Introduction
The Multilingual XML Filetype is a new filetype available for Trados Studio SR2 and later. The basic usecases for this filetype are:
- create bilingual or multilingual projects from an XML file containing at least two languages
- handle large CDATA dumps in XLIFF files correctly
- handling well formed, but invalid XLIFF files that Trados Studio will not handle out of the box
- handle bilingual or multilingual XML files without the need to copy the source into the target element and translate the target element only.

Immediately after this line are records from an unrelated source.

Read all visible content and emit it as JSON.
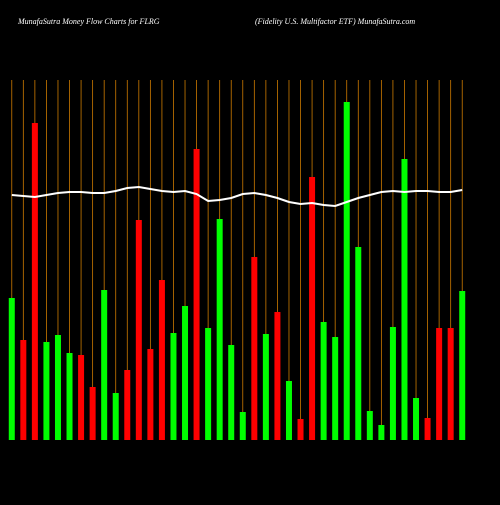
{
  "chart_data": {
    "type": "bar-line",
    "title": "MunafaSutra  Money Flow  Charts for FLRG",
    "subtitle": "(Fidelity U.S. Multifactor ETF) MunafaSutra.com",
    "ylim": [
      0,
      360
    ],
    "grid": true,
    "grid_color": "#cc7a00",
    "background": "#000000",
    "bar_values": [
      142,
      100,
      317,
      98,
      105,
      87,
      85,
      53,
      150,
      47,
      70,
      220,
      91,
      160,
      107,
      134,
      291,
      112,
      221,
      95,
      28,
      183,
      106,
      128,
      59,
      21,
      263,
      118,
      103,
      338,
      193,
      29,
      15,
      113,
      281,
      42,
      22,
      112,
      112,
      149
    ],
    "bar_colors": [
      "#00ff00",
      "#ff0000",
      "#ff0000",
      "#00ff00",
      "#00ff00",
      "#00ff00",
      "#ff0000",
      "#ff0000",
      "#00ff00",
      "#00ff00",
      "#ff0000",
      "#ff0000",
      "#ff0000",
      "#ff0000",
      "#00ff00",
      "#00ff00",
      "#ff0000",
      "#00ff00",
      "#00ff00",
      "#00ff00",
      "#00ff00",
      "#ff0000",
      "#00ff00",
      "#ff0000",
      "#00ff00",
      "#ff0000",
      "#ff0000",
      "#00ff00",
      "#00ff00",
      "#00ff00",
      "#00ff00",
      "#00ff00",
      "#00ff00",
      "#00ff00",
      "#00ff00",
      "#00ff00",
      "#ff0000",
      "#ff0000",
      "#ff0000",
      "#00ff00"
    ],
    "line_values": [
      245,
      244,
      243,
      245,
      247,
      248,
      248,
      247,
      247,
      249,
      252,
      253,
      251,
      249,
      248,
      249,
      246,
      239,
      240,
      242,
      246,
      247,
      245,
      242,
      238,
      236,
      237,
      235,
      234,
      238,
      242,
      245,
      248,
      249,
      248,
      249,
      249,
      248,
      248,
      250
    ],
    "line_color": "#ffffff"
  }
}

- handle partially translated bilingual or multilingual XML files
Installation
The filetype can be installed through the AppStore integration in Trados Studio, or by downloading the sdlplugin file from the website and double clicking it to invoke the plugin manager. Once installed you should find the new filetype installed here:
You will also find two new batch tasks:
These will be explained below.
Settings
Multilingual XML
- the only option available here is to specify the file dialog wildcard expression if needed. In this example you can see *.tmx has been added. This would allow you to use this filetype to translate a TMX file. The only requirement is that the type of file you are opening is a well-formed XML file.
Language Mapping
- here you specify the location of the languages root element. This is done by using an XPath expression. In this example the TMX file looks like this:
The XPath expression to the languages root element would be:
/tmx/body/tu
This is because the languages are defined within the tuv element for each tu element. - each language in your file can be added to this section by clicking on the Add button, defining the Language and specifying the XPath query that locates the actual translatable content:
In this example the translatable content is actually in the seg element, but the language defined in each case is controlled by an attribute in the tuv element. So the XPath expression needs to specifically point to where each language will be found:
tuv[@xml:lang='EN']/seg
The screenshot above shows multiple languages because the file is a multilingual TMX and this filetype can support the creation of a multilingual project from this single TMX file.
A simpler example could be something like a basic bilingual XML file:
Here the settings would be like this:
The Language Root XPath would be:
/sitecore/item
The location would be the language element used in the file:
en and de respectively.
It's very important to make sure that the paths are correct. The main reason for the filetype not being associated with the file opened for translation is failing to accurately specify the XPath locations. If you have any questions on how to do this for your filetype the recommendation is to ask for help in the appropriate forum
XML files come in all shapes and sizes so some knowledge of how to use XPath is essential. If you are completely new to XPath you may also find these resources useful:
- XPath tutorial in W3Schools - https://www.w3schools.com/xml/xpath_intro.asp
- XML in a nutshell, chapter 9 XPath - https://docstore.mik.ua/orelly/xml/xmlnut/ch09_01.htm
- More regex? No, it's time for something completely different - https://multifarious.filkin.com/2013/07/30/xpath/
- X Files - ATA 56 - https://multifarious.filkin.com/2015/11/07/x-files-ata56/
The last two at least relate to using Trados Studio.
Embedded Content
This section is the same as for any embedded content processing in Trados Studio. An important point is that you do not have this ability to use another filetype (html for example) as an embedded content processor in the XLIFF filetypes supported by Trados Studio. So this is a big advantage, especially when handling XLIFF files that make heavy use of large CDATA sections in single translation units.
Placeholders
This section supports the ability to "tag" text as a placeholder in Trados Studio irrespective of whether you are also using an embedded content processor or not. This is an extremely useful feature because all other filetypes in Trados Studio that offer embedded content processing are either one or the other, so regex rules for everything OR use another fietype like html for the embedded content processing.
The filetype comes with four predefined rules that you can use if appropriate, or remove and just create your own rules. The process is simple, just click on Add:
Then write your regular expression, define the segmentation hint, and if you wish you can add a description. It's worth adding a description because you can also import/export the rules you have created to make it easier to share with others, or even maintain a library for yourself that you can simply import and then remove the ones you don't need as a starting point when setting up your filetype for a specific project. The different options available to you are defined across the toolbar:
Entities
This section provides entity support that works the same way as it does for any filetype in Trados Studio that supports them. See the producthelp for more details.
QuickInsert
This section provides support for QuickInserts that works the same way as it does for any filetype in Trados Studio that supports them. See the producthelp for more details.